RIL, IDBI Bank, Petroleum Marketing Companies, NBFC, HDFC

NEW DELHI: Here are 10 stocks that could be in focus on Wednesday:

Trust Industries: In partnership with Assets Care & Reconstruction Enterprise became the highest bidder in the second round of bidding for the bankrupt bid of Sintex Industries Ltd 3,405 crores, while Himatsingka Ventures The 3,297 crore bid was the second highest.

IDBI Bank: The Center is seeking to launch the privatization of IDBI Bank this month, with the KPMG adviser contacting several suitors, including large private equity buyout funds and long-only funds, inviting them for a round next week. It will be a virtual interaction, involving government officials and bank management.

HDFC: CLSA upgraded its rating on mortgage lender Housing Development Finance Corporation to ‘buy’ from ‘outperform’, and maintained the price target of 3,050, implying 30% upside potential. Shares of HDFC rose nearly 2% on Tuesday to end at 2,339.90. The improved risk versus reward is the primary reason for the upgrade, CLSA said.

Petroleum marketing companies: State-Owned Petroleum Retailers Must Raise Gasoline and Diesel Prices By 5-6 per liter to bring them in line with the out of control international prices. The CMO has kept prices unchanged for more than 100 days now, given Assembly polls in several states.

NBFC: The Reserve Bank of India has given non-banking financial companies an additional six months to comply with new standards for the recognition of non-performing assets (NPA). Previously, March 31 was the deadline for non-bank lenders to upgrade NPAs only after payment of all arrears and principal due. The RBI has clarified that loans classified as NPA will only be upgraded to the standard category if all dues are paid.

Capital Dependency: Reliance Capital’s lenders have reached agreement on an expression of interest (EOI) document which will be presented by the company’s administrator to potential bidders. The EOI could be ready as early as Friday. The RBI-appointed administrator will seek NCLT’s approval for the proposed EoI terms.

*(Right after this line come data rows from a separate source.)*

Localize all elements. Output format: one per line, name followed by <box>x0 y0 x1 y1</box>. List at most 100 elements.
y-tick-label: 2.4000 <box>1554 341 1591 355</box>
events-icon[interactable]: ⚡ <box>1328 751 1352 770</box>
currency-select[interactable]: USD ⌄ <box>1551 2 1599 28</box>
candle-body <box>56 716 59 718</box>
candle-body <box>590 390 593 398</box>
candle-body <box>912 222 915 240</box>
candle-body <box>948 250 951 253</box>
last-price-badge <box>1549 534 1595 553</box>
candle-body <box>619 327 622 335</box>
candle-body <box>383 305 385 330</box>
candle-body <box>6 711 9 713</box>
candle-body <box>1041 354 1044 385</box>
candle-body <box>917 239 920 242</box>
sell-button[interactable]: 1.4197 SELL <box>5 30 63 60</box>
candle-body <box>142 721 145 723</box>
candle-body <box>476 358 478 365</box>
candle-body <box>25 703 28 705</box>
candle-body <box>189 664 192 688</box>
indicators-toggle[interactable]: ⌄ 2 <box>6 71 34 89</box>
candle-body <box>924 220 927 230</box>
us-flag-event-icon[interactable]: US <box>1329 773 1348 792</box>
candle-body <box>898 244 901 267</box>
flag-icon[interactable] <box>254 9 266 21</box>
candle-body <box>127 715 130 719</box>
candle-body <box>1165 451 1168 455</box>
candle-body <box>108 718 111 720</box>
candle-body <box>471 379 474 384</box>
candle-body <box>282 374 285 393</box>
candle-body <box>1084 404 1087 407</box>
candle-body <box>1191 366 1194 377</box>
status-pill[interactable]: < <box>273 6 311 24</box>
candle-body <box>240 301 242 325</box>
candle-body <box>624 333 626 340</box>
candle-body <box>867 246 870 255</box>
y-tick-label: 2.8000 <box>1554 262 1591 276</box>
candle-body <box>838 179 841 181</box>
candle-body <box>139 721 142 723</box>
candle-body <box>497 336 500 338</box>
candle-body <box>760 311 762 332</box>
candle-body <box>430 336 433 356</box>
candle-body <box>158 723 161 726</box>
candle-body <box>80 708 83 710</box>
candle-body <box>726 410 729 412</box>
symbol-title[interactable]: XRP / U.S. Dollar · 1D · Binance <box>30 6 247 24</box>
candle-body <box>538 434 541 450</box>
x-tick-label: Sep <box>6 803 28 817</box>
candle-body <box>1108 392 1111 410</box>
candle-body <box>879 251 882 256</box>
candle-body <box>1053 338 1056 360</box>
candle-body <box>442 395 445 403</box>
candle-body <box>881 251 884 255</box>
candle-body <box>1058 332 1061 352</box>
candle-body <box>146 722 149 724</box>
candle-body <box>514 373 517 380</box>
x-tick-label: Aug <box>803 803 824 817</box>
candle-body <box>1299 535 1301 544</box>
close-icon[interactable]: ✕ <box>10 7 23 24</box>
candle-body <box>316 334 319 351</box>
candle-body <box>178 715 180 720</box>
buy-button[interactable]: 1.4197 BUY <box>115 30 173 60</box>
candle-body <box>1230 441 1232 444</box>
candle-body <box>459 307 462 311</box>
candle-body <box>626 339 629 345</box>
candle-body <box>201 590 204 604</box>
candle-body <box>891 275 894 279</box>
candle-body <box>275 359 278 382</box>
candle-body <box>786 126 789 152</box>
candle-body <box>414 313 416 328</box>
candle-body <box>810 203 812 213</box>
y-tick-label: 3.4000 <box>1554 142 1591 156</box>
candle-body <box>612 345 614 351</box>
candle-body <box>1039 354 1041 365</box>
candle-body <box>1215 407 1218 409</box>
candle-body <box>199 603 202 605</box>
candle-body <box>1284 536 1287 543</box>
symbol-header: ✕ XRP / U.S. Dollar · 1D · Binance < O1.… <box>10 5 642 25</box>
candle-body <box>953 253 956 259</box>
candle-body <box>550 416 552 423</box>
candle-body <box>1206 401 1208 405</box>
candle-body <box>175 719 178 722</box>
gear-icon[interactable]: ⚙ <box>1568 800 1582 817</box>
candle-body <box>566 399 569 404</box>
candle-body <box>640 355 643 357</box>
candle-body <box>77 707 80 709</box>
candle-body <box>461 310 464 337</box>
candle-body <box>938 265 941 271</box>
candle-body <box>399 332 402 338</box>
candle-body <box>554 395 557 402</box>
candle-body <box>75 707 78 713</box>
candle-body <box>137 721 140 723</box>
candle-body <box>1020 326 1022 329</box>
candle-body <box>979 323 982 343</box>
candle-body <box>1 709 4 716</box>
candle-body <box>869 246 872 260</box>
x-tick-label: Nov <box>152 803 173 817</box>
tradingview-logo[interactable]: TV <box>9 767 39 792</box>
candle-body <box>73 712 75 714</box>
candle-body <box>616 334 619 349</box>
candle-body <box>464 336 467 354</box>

Srei Group: The company’s promoters approached the National Company Law Tribunal challenging a forensic audit of KPMG, which had been ordered by bankers. The bankers had instructed KPMG to carry out a forensic audit in March 2021 as they considered an overhaul of the loan. A special RBI audit in November 2020 had identified several related party relationships in their businesses.

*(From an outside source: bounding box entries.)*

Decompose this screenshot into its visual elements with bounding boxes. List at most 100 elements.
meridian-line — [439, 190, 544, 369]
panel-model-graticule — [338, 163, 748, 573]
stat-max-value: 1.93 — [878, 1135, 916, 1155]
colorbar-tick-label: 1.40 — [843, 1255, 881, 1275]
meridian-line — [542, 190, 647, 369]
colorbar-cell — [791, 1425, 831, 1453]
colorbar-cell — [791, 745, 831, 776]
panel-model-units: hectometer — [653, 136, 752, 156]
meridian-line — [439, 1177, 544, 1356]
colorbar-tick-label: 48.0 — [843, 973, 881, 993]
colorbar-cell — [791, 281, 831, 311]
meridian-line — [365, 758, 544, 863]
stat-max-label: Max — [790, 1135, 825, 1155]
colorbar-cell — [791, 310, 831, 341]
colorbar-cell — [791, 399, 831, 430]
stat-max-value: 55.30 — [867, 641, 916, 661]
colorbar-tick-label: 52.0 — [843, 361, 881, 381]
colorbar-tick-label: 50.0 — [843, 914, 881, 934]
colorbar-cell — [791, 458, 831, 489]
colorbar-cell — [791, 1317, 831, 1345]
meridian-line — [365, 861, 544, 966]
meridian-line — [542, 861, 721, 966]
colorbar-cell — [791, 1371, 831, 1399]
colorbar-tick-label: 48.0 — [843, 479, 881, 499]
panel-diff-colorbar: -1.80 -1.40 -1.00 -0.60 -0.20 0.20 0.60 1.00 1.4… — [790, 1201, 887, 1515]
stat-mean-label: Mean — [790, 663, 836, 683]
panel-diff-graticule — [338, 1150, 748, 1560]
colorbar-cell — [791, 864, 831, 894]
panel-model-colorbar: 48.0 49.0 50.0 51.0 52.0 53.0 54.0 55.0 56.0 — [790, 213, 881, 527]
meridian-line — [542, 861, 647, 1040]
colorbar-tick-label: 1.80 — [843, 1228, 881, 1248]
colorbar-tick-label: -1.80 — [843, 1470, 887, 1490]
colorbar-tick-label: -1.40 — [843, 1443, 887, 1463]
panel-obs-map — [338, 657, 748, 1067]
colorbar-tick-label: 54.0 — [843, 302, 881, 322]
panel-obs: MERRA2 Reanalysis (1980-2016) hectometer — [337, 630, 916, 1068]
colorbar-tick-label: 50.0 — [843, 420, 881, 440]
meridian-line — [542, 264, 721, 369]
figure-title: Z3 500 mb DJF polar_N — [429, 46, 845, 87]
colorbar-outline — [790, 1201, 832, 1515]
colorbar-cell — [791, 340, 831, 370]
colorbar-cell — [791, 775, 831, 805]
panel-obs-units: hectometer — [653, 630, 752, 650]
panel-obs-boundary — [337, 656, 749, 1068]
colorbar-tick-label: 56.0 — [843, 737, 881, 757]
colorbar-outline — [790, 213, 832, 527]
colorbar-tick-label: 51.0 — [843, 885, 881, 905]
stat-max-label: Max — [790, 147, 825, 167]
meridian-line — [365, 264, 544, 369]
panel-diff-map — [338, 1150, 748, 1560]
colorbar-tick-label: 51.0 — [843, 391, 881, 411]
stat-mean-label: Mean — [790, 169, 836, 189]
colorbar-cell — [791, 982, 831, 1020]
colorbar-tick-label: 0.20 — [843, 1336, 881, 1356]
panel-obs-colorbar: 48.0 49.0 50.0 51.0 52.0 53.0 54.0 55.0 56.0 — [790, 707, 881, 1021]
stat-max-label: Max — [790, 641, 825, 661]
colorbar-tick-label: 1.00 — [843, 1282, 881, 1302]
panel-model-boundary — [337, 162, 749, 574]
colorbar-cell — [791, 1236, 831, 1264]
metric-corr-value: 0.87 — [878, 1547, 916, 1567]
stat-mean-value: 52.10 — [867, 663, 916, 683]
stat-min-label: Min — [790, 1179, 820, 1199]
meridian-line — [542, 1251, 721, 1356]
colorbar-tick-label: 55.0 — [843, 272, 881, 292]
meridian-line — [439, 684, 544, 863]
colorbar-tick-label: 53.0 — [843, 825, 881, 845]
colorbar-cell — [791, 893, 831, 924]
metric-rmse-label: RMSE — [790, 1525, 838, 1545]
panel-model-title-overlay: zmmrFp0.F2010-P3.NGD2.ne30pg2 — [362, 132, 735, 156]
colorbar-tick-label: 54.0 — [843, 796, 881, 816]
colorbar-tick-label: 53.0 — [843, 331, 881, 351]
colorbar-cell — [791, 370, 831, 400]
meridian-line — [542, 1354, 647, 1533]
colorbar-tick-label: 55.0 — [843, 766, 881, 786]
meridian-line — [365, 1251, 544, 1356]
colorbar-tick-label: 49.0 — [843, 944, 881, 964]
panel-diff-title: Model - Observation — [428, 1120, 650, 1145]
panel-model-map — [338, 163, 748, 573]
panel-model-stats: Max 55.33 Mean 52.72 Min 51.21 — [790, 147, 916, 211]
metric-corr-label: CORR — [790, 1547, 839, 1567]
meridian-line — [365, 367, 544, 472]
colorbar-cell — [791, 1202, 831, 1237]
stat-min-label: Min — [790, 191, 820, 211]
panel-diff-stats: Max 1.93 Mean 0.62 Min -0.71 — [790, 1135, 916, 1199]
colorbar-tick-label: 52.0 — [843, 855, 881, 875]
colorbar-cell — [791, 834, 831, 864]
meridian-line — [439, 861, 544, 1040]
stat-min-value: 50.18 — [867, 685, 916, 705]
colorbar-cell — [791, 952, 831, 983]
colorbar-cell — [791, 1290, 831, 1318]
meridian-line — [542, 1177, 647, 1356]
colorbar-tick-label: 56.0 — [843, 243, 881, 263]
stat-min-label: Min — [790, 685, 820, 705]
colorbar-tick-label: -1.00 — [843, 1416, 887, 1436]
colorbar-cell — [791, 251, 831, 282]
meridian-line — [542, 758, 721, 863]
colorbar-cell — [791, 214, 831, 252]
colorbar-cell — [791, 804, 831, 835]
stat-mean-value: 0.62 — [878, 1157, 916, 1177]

Aditya Birla Fashion and Retail: Aggressively made inroads into Indian ethnic apparel, including designer brands and internet-first ventures, by incubating or acquiring new-age digital fashion and beauty brands. The company could invest and create up to 30 top brands on the Internet in the next 3-5 years.

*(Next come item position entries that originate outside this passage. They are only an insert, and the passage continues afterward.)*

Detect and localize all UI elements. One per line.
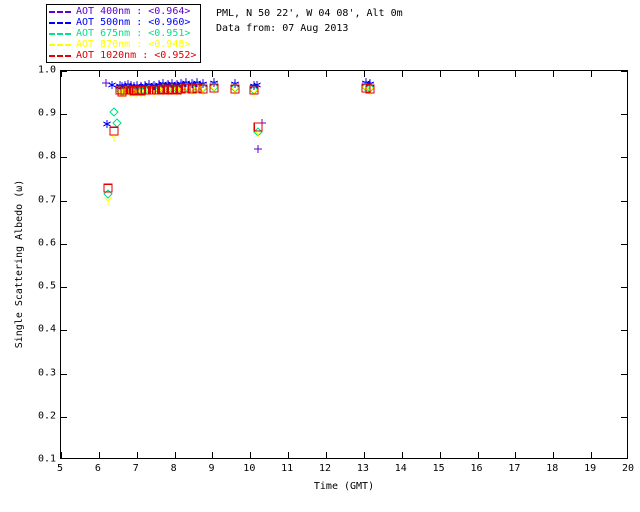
y-tick: [61, 157, 67, 159]
legend-dash-icon: [49, 32, 71, 35]
legend-label: AOT 870nm : <0.948>: [76, 39, 191, 50]
y-tick: [621, 114, 627, 116]
x-tick: [363, 71, 365, 77]
plot-area: [61, 71, 627, 458]
legend-label: AOT 675nm : <0.951>: [76, 28, 191, 39]
x-tick: [250, 452, 252, 458]
legend-label: AOT 500nm : <0.960>: [76, 17, 191, 28]
x-tick-label: 14: [394, 463, 407, 474]
x-tick-label: 5: [56, 463, 64, 474]
x-tick-label: 13: [356, 463, 369, 474]
y-tick-label: 0.8: [37, 150, 56, 162]
x-tick: [250, 71, 252, 77]
y-tick: [61, 373, 67, 375]
x-tick-label: 19: [584, 463, 597, 474]
x-tick: [174, 71, 176, 77]
x-tick: [515, 452, 517, 458]
y-tick: [621, 373, 627, 375]
y-tick-label: 0.5: [37, 280, 56, 292]
header-annotation: PML, N 50 22', W 04 08', Alt 0m Data fro…: [216, 6, 403, 36]
x-tick: [439, 452, 441, 458]
y-tick: [61, 416, 67, 418]
x-axis-title: Time (GMT): [313, 481, 375, 492]
x-tick: [136, 452, 138, 458]
y-tick: [621, 157, 627, 159]
x-tick: [591, 452, 593, 458]
y-tick: [61, 287, 67, 289]
y-tick-label: 0.4: [37, 323, 56, 335]
x-tick: [98, 71, 100, 77]
x-tick: [553, 71, 555, 77]
x-tick: [401, 71, 403, 77]
legend-dash-icon: [49, 54, 71, 57]
y-tick: [621, 243, 627, 245]
y-tick: [61, 114, 67, 116]
header-location: PML, N 50 22', W 04 08', Alt 0m: [216, 8, 403, 19]
legend-label: AOT 400nm : <0.964>: [76, 6, 191, 17]
x-tick: [477, 71, 479, 77]
x-tick: [401, 452, 403, 458]
x-tick-label: 16: [470, 463, 483, 474]
x-tick: [136, 71, 138, 77]
x-tick-label: 20: [621, 463, 635, 474]
x-tick-label: 8: [170, 463, 177, 474]
x-tick: [61, 71, 62, 77]
y-tick: [61, 243, 67, 245]
y-tick-label: 0.7: [37, 194, 56, 206]
y-tick-label: 0.9: [37, 107, 56, 119]
y-tick: [621, 200, 627, 202]
x-tick: [212, 452, 214, 458]
x-tick: [98, 452, 100, 458]
y-axis-title: Single Scattering Albedo (ω): [14, 179, 25, 349]
x-tick: [61, 452, 62, 458]
x-tick-label: 17: [508, 463, 521, 474]
legend-item-870nm: AOT 870nm : <0.948>: [49, 39, 196, 50]
y-tick: [621, 71, 627, 72]
legend: AOT 400nm : <0.964> AOT 500nm : <0.960> AO…: [46, 4, 202, 63]
x-tick: [515, 71, 517, 77]
x-tick: [212, 71, 214, 77]
y-tick-label: 1.0: [37, 64, 56, 76]
y-tick: [61, 200, 67, 202]
x-tick-label: 9: [208, 463, 215, 474]
x-tick-label: 6: [94, 463, 101, 474]
y-tick: [621, 287, 627, 289]
legend-item-675nm: AOT 675nm : <0.951>: [49, 28, 196, 39]
x-tick: [439, 71, 441, 77]
x-tick-label: 10: [243, 463, 256, 474]
x-tick: [477, 452, 479, 458]
y-tick: [61, 71, 67, 72]
x-tick-label: 18: [546, 463, 559, 474]
x-tick-label: 11: [281, 463, 294, 474]
y-tick-label: 0.6: [37, 237, 56, 249]
legend-item-500nm: AOT 500nm : <0.960>: [49, 17, 196, 28]
x-tick: [288, 452, 290, 458]
y-tick-label: 0.2: [37, 410, 56, 422]
x-tick: [288, 71, 290, 77]
legend-dash-icon: [49, 21, 71, 24]
x-tick-label: 15: [432, 463, 445, 474]
legend-item-1020nm: AOT 1020nm : <0.952>: [49, 50, 196, 61]
y-tick-label: 0.1: [37, 453, 56, 465]
x-tick-label: 7: [132, 463, 139, 474]
x-tick: [174, 452, 176, 458]
y-tick: [621, 330, 627, 332]
legend-label: AOT 1020nm : <0.952>: [76, 50, 197, 61]
x-tick-label: 12: [319, 463, 332, 474]
header-date: Data from: 07 Aug 2013: [216, 23, 349, 34]
x-tick: [326, 71, 328, 77]
legend-dash-icon: [49, 10, 71, 13]
x-tick: [326, 452, 328, 458]
x-tick: [591, 71, 593, 77]
plot-frame: [60, 70, 628, 459]
y-tick-label: 0.3: [37, 367, 56, 379]
x-tick: [363, 452, 365, 458]
y-tick: [61, 330, 67, 332]
x-tick: [553, 452, 555, 458]
legend-item-400nm: AOT 400nm : <0.964>: [49, 6, 196, 17]
legend-dash-icon: [49, 43, 71, 46]
series-aot-1020nm: [61, 71, 627, 458]
y-tick: [621, 416, 627, 418]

SpiceJet Ltd: published a consolidated net profit of 42.45 crore in the three months ended December 31 compared to a loss of 66.78 crore in the prior year quarter, mainly due to compensation claimed for the grounding of Boeing 737Max aircraft. Consolidated net sales increased by 43% year-on-year to 2,677.34 crore.

Burger King India: The company has closed its qualified institutional placement issue and has finalized the issue price at 129.25 per share, a 5% discount to the floor price of 136.05 per share.